Your product can be instantly accessible to Egnyte customers through a UI intergation, but there's more to it than just the context menu.

Screenshot of a more menu

Screenshot of settings

Screenshot of a context menu

Use this recipe if you:

Ingredients

Steps

As you see, there's no Auth mentioned in ingredients. That's because Egnyte is going to send API access tokens in invocations.

It's important for UI Integrations to keep this token a secret (not expose it to the browser by passing it in URLs, cookies or localStorage).

  1. Go to your development sandbox domain, open Apps & Integrations, click to "Manage my app definition" and switch type to Egnyte UI Integration
  2. Fill it in according to App Definition docs. Focus on configuring endpoint URLs you want to implement. You need to provide the integrations field as JSON.
  3. Use multiple entrypoints for different kinds of features. See below for details
  4. Go back to Apps & Integrations, find your app on the listing and enable, then switch from admin mode to user mode and add it for your current user.
  5. Read about UI Invocation and implement first two steps - the POST endpoint and the browserFacingUrl handler
  6. Run it form context menu of your sandbox domain for testing.
  7. If you don't have reasons to do otherwise, follow the Suggested steps to ensure invocation is securely handled to pin the invocation input to user session as step 3. Important: make sure the url you send back to Egnyte can't be used by someone else. If you don't want to use the suggested steps or you're having trouble following the diagram, get in touch
  8. Add userSettings screen if needed. See User Settings
  9. Build your functionality using the token passed in invocation to fetch files and save changes.
  10. Bake your integration and send it for certification.

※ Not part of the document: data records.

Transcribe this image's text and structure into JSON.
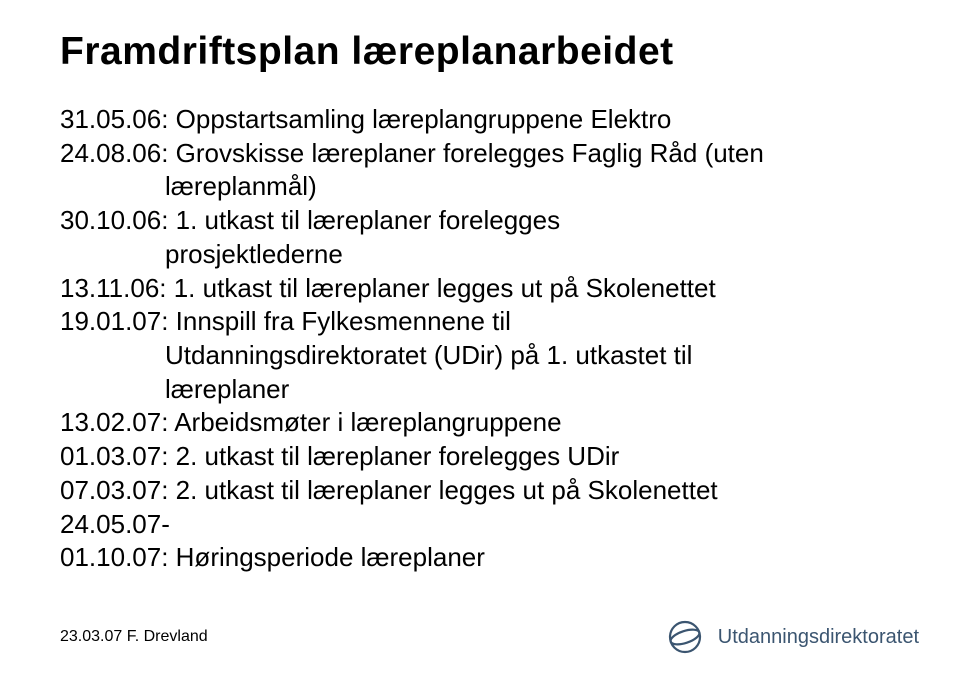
{
  "title": {
    "text": "Framdriftsplan læreplanarbeidet",
    "fontsize": 39,
    "color": "#000000"
  },
  "body": {
    "fontsize": 26,
    "color": "#000000",
    "lines": [
      {
        "text": "31.05.06: Oppstartsamling læreplangruppene Elektro",
        "sub": false
      },
      {
        "text": "24.08.06: Grovskisse læreplaner forelegges Faglig Råd (uten",
        "sub": false
      },
      {
        "text": "læreplanmål)",
        "sub": true
      },
      {
        "text": "30.10.06: 1. utkast til læreplaner forelegges",
        "sub": false
      },
      {
        "text": "prosjektlederne",
        "sub": true
      },
      {
        "text": "13.11.06: 1. utkast til læreplaner legges ut på Skolenettet",
        "sub": false
      },
      {
        "text": "19.01.07: Innspill fra Fylkesmennene til",
        "sub": false
      },
      {
        "text": "Utdanningsdirektoratet (UDir) på 1. utkastet til",
        "sub": true
      },
      {
        "text": "læreplaner",
        "sub": true
      },
      {
        "text": "13.02.07: Arbeidsmøter i læreplangruppene",
        "sub": false
      },
      {
        "text": "01.03.07: 2. utkast til læreplaner forelegges UDir",
        "sub": false
      },
      {
        "text": "07.03.07: 2. utkast til læreplaner legges ut på Skolenettet",
        "sub": false
      },
      {
        "text": "24.05.07-",
        "sub": false
      },
      {
        "text": "01.10.07: Høringsperiode læreplaner",
        "sub": false
      }
    ]
  },
  "footer": {
    "left_text": "23.03.07 F. Drevland",
    "left_fontsize": 16,
    "logo_text": "Utdanningsdirektoratet",
    "logo_fontsize": 20,
    "logo_color": "#3b5570"
  }
}
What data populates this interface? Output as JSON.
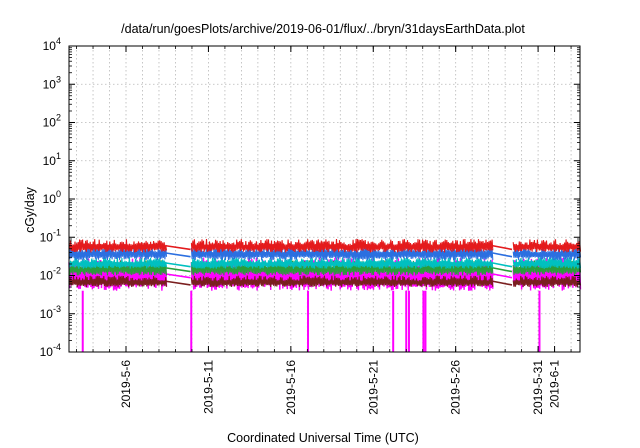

You can configure multiple functionalities on the same entrypoint. They can vary based on user privileges, file types, folder locations and more.

Sometimes it's worth to configure multiple entries to the same functionality just for the chance to specify a different caption, eg. depending on user privileges "Edit in X" or "Preview in X"

A good example of multiple entrypoints in use is the DocuSign integration, which uses context menu for sending file for signature, more menu for listing pending signatures and new menu (once available, currently more menu) to start a signing process with a pre-defined template that will then be saved to current folder.

context_menu

Use it to add your functionalities in a way that allows handling files and folders, also when multiple are selected. All operations on existing files will go to context_menu

more_menu

Use it to add functionality to current folder or expose features that do not belong elsewhere (like summaries of jobs currently being handled by your integration that context menu option starts)

new_menu (available soon)

Works the same as more_menu - invokes your integration with a reference to current folder. It's much easier for the user to discover. Before it's available, you can use "more_menu" and switch later with no changes to your codebase.